Czy można używać w tym celu jerkówki??
#18 OFFLINE
Napisano 17 październik 2007 - 14:13
Natomiast temat jerkówki, Sliderów na szybkiej rzece już był tutaj wałkowany. Polecam Ci wszukiwarkę. Należy pamiętać, że oprócz jerkówek są jeszcze ciężkie kije castingowe.
pozdrawiam
#19 OFFLINE
Napisano 17 październik 2007 - 14:17
#20 OFFLINE
Napisano 17 październik 2007 - 15:56
Jako że sezon w pełni może jakiś mały artykuł joint-force na stronę główną?? o głowatkach, przynętach, wędkach??
Czym powinien się charakteryzować taki kij pod casting??
Czy można używać w tym celu jerkówki??
Witam
Przez cztery dni łowiłem kijem spinningowym isa904 9 ' i wspomnianym castingiem w długości 7 . Obydwoma kijami przerzucałem Poprad bez problemu . ISA 904 ma za słabą szczytówkę i jej ugięcie jest nie odpowiednie które jest ważne przy podbieraniu ryby - wczoraj dotarły do mnie wzmocnione modele- muszę się jeszcze raz wybrać na głowatki i połowić z ich łowcami. TL był odpowieni ale powinien być chyba w długości 8-8'6 - kwestia preferencji. Moim zdaniem ułatwi to manewrowanie przynętą. Przy próbach zacięcia woblery przesuwały się w nurcie a nawet wyskakiwały nad wodę- wędiska miały odpowiednią moc roboczą . Samo zacięcie musi być wykonane z biodra -coś jak cios w boksie czy przy uderzeniu rakietą tenisową. Reasumując casting powinien być zrobiony na bazie blanku z grafitu standardowego (spore przeciążenia i możliwość urazu sprzętu)o mocy 20-25 lb max 30 lb . Akcja medium kołkowata szczytówka ,ale bez przesady. w momencie podebrania ryby powinien następować przyrost mocy na 35 -35 cm kija bez ostrego kąta aby dźwignąć głowacicę do podebrania. Dolnik musi mieć przynajmniej 33 cm + . Silny nurt bardzo szybko zweryfikował moją 27 cm rękojeść .Taki dolnik przyda się też przy podebraniu. W swojej wędce zrezygnowałbym z foregripu i w czasie holu trzymał za blank -przy akcji medium linka może pojechać po ręce podczas maksymalnego wygięcia . Można też zrobić dłuższy około 12 cm ale w miarę szczupły foregrip . Z powodu kamieni najlepiej używać grubej żyłki. Minusem multiplikatora wg mnie jest wybijanie wody ze szpuli-ręce bardzo marzną-no ale ja jestem zmarzlakiem z natury. Komfort łowienia na woblery był jednak zdecydowanie większy przy wędzisku castingowym niż spinningu.

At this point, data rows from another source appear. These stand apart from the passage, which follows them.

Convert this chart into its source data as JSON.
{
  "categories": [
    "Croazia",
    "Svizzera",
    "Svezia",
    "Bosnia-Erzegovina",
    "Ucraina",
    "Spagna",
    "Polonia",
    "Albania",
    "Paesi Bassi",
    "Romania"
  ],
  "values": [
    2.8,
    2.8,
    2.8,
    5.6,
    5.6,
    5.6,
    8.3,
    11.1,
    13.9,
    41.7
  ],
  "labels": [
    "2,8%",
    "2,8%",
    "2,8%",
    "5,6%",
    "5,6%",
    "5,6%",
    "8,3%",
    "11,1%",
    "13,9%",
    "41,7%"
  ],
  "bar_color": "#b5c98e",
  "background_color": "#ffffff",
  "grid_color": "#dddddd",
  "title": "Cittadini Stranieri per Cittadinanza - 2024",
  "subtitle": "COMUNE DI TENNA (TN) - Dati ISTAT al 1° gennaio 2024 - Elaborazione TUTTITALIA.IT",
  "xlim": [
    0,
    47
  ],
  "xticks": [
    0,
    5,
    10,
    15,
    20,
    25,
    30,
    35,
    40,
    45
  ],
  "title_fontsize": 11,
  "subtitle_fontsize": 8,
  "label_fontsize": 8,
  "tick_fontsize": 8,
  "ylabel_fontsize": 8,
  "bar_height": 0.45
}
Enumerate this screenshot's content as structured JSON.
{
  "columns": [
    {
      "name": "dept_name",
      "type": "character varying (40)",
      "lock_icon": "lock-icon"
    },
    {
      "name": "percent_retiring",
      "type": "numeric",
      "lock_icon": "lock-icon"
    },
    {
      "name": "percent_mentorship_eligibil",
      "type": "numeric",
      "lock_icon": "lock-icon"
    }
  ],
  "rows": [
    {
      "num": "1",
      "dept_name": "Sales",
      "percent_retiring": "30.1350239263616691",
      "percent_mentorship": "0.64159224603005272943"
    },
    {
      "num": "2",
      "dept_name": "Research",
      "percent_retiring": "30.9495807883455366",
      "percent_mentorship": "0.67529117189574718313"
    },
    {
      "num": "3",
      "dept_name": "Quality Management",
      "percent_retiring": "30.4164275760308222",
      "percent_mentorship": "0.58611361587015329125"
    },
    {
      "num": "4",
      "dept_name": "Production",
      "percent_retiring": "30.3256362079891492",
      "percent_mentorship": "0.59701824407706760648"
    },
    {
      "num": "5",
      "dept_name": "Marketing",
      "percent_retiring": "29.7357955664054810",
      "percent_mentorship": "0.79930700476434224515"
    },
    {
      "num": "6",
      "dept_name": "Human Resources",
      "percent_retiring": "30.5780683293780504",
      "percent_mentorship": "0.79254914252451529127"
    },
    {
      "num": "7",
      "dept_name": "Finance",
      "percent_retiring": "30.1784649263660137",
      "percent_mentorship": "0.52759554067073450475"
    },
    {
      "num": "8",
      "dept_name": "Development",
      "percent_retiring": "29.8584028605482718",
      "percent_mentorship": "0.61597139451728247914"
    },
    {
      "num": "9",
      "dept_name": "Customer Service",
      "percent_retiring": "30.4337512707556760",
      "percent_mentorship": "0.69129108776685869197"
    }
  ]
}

Resztę i tak trzeba będzie sprawdzić ponownie nad wodą . Sam zlot chociaż bez kontaktu z głową był super i można się było wiele dowiedzieć. Tu chciałbym podziękować uczestnikom i organizatorom . Co do jerkówki można spróbować -ale moim zdaniem nie jest to wędzisko odpowiednie do ryb łososiowatych.